Both vaccines, among the firsts to receive U.S. emergency use authorization, require two shots. The vaccines’ high efficacy is based on trials with interval between the shots of 21 days for Pfizer Inc/BioNTech SE and 28 days for and Moderna Inc’s vaccine.
According to the analysis, about 3% of people in the United States who received the first dose of either of the vaccines did not get the second dose needed to complete vaccination, the agency said on Monday.

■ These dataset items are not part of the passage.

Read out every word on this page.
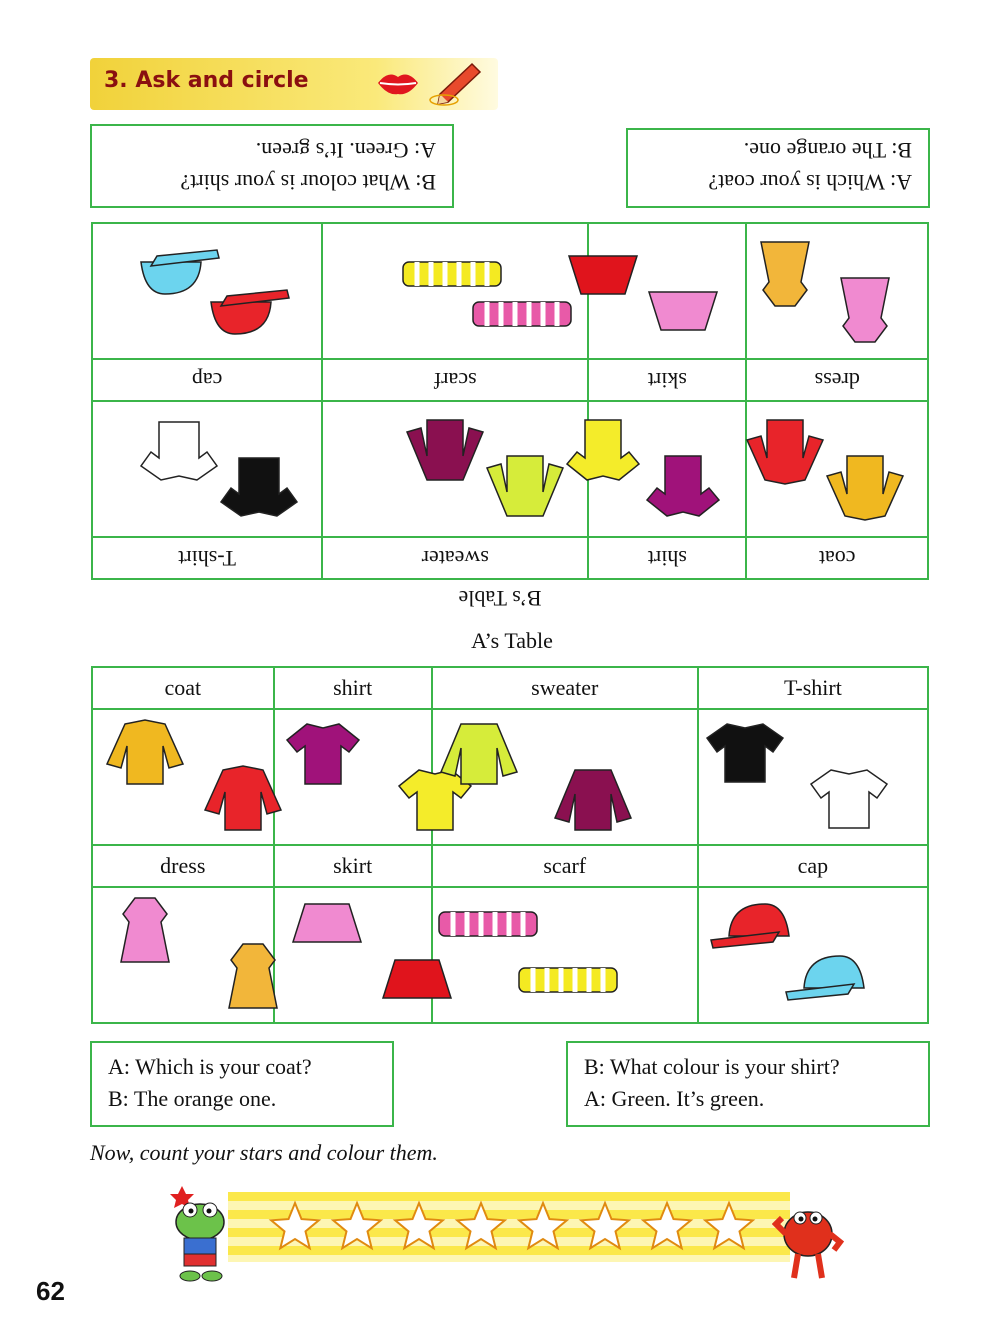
3. Ask and circle
B: What colour is your shirt?
A: Green. It’s green.
A: Which is your coat?
B: The orange one.
coat	shirt	sweater	T-shirt

dress	skirt	scarf	cap

B’s Table
A’s Table
coat	shirt	sweater	T-shirt

dress	skirt	scarf	cap

A: Which is your coat?
B: The orange one.
B: What colour is your shirt?
A: Green. It’s green.
Now, count your stars and colour them.
62
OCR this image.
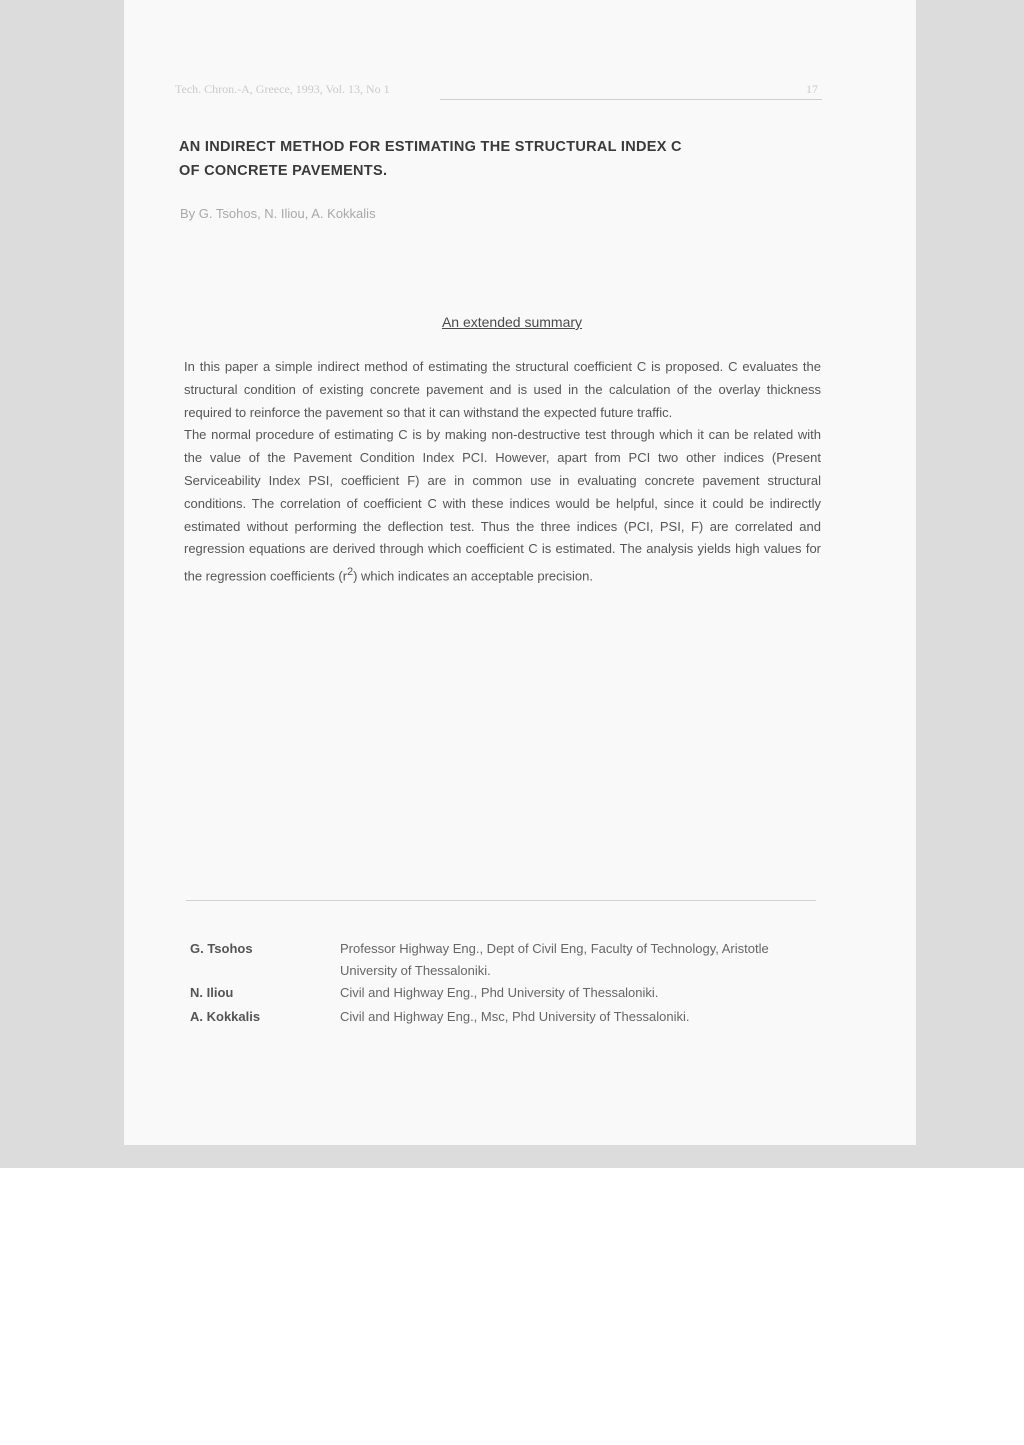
Tech. Chron.-A, Greece, 1993, Vol. 13, No 1	17
AN INDIRECT METHOD FOR ESTIMATING THE STRUCTURAL INDEX C
OF CONCRETE PAVEMENTS.
By G. Tsohos, N. Iliou, A. Kokkalis
An extended summary

In this paper a simple indirect method of estimating the structural coefficient C is proposed. C evaluates the structural condition of existing concrete pavement and is used in the calculation of the overlay thickness required to reinforce the pavement so that it can withstand the expected future traffic.

The normal procedure of estimating C is by making non-destructive test through which it can be related with the value of the Pavement Condition Index PCI. However, apart from PCI two other indices (Present Serviceability Index PSI, coefficient F) are in common use in evaluating concrete pavement structural conditions. The correlation of coefficient C with these indices would be helpful, since it could be indirectly estimated without performing the deflection test. Thus the three indices (PCI, PSI, F) are correlated and regression equations are derived through which coefficient C is estimated. The analysis yields high values for the regression coefficients $(r^2)$ which indicates an acceptable precision.

G. Tsohos	Professor Highway Eng., Dept of Civil Eng, Faculty of Technology, Aristotle University of Thessaloniki.
N. Iliou	Civil and Highway Eng., Phd University of Thessaloniki.
A. Kokkalis	Civil and Highway Eng., Msc, Phd University of Thessaloniki.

The agency said 8.6% had not received the second dose, but were still within the allowable interval to receive it.
The analysis was conducted in 58 jurisdictions in the United States among people who got their first shot between Dec. 14 and Feb. 14. The data was published in the Morbidity and Mortality Weekly Report on Monday.
A second analysis of 14.2 million people who have received the second dose showed that 95.6% received the dose on time, the agency said.
The CDC considered a second shot on time, or within the recommended interval, if it was given within 17-25 days after the first dose for Pfizer-BioNTech, and 24-32 days for Moderna vaccine.
Other countries, such as the United Kingdom, have stretched the time period between doses to months rather than weeks in order to vaccinate more people as they deal with supply shortfalls. U.S. public health officials have said they do not intend to make any changes in their recommendations.